Several hospitals around the country are struggling with a potential lack of gynaecologists and obstetricians, and admit that after December 1 mothers-to-be will have to travel long distances to give birth – in some cases even cross-border solutions are being considered. Such is the case at the hospital in Skalica, in western Slovakia, whose director Patrik Fiala told the Sme daily that it might send mothers to Trnava or even to the Czech towns of Kyjov or Břeclav.

Likewise, the hospital in Trstená is considering redirecting expectant mothers to Ružomberok or hospitals in the nearby Polish towns of Zakopane and Nowy Targ. The hospital in Trenčín is also planning to send mothers to other hospitals in the region, some of them up to 50 kilometres distant.
The teaching hospital for children in Košice has already announced that it will probably work according to a vacation schedule, the Sme daily reported.
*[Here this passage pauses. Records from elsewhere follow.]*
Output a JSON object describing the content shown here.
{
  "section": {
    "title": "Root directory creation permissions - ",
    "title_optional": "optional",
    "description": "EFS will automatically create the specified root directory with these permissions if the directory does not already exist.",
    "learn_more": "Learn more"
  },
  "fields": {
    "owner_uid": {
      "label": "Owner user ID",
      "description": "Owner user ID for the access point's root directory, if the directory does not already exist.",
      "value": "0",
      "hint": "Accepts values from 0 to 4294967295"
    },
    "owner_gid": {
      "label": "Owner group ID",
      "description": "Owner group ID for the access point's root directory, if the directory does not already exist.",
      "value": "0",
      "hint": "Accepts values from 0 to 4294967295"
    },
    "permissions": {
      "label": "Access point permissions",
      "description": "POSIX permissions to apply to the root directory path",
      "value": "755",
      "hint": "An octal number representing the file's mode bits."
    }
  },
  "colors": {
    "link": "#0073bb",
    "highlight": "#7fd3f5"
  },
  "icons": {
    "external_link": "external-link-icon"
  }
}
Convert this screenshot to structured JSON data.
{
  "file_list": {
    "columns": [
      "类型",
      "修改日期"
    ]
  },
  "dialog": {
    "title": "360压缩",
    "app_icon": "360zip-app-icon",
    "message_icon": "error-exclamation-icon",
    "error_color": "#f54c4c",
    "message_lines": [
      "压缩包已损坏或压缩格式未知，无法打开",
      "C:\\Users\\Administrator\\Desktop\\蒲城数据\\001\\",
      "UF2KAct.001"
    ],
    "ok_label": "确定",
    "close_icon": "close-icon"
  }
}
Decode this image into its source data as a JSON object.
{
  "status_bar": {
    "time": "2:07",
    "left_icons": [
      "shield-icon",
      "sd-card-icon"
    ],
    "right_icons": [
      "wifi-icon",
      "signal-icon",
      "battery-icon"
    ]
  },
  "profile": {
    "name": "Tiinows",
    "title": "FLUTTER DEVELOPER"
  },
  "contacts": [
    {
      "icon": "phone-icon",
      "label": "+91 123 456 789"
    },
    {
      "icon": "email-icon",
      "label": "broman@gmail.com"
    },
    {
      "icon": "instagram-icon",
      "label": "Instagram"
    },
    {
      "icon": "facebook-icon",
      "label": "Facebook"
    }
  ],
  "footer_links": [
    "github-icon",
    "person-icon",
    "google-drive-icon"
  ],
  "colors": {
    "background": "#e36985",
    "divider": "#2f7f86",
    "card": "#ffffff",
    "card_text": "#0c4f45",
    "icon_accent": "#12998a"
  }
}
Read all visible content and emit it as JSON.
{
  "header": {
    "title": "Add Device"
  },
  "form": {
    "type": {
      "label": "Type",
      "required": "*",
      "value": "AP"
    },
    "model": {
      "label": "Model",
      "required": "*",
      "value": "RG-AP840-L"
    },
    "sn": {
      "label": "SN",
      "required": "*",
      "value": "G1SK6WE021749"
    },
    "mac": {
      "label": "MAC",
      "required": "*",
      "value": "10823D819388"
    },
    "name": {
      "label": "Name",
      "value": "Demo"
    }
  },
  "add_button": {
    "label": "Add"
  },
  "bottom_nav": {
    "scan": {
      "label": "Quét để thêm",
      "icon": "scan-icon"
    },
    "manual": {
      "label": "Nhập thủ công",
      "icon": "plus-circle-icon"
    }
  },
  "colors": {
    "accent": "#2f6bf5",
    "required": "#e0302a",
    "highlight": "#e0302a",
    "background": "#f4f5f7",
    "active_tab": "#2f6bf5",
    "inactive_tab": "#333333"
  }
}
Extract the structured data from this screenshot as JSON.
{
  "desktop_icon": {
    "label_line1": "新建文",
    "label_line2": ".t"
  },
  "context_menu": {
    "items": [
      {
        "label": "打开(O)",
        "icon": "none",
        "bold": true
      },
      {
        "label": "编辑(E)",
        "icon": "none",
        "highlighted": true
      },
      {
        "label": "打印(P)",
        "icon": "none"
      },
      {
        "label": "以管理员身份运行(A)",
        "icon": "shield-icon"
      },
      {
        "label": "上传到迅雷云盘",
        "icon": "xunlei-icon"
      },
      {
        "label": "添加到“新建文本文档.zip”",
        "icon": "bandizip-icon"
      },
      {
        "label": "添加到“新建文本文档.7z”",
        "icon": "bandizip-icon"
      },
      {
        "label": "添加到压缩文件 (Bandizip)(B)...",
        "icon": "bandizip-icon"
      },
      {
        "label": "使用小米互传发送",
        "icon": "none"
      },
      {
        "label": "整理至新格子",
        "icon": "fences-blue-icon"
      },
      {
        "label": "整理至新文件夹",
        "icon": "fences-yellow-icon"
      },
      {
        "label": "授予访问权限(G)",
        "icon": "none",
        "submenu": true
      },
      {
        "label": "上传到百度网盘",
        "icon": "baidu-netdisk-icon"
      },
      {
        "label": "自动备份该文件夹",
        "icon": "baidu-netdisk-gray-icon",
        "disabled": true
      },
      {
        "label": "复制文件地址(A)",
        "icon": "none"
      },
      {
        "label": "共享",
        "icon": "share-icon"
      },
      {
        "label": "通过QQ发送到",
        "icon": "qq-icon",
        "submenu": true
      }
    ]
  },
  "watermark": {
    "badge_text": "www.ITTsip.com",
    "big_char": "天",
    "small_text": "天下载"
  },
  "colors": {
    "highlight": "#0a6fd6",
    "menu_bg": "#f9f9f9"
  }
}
Another option for hospitals to ease their workload after the departure of the 2,000 or more doctors who have submitted their resignations is to postpone planned treatments and to focus on acute cases that cannot be postponed.

“In the surgery ward I have no way to secure the functioning of the anaesthesiology-resuscitation department as we are left with two retired doctors who are not able to run the department,” Fiala, Skalica hospital’s director, said, as quoted by the TASR newswire. He added that the hospital has already limited planned surgery.

Skalica is the one hospital in Trnava Region whose functioning will be most seriously affected by the departure of doctors. Fiala admitted they might have to close some wards and send patients to other hospitals in the region instead.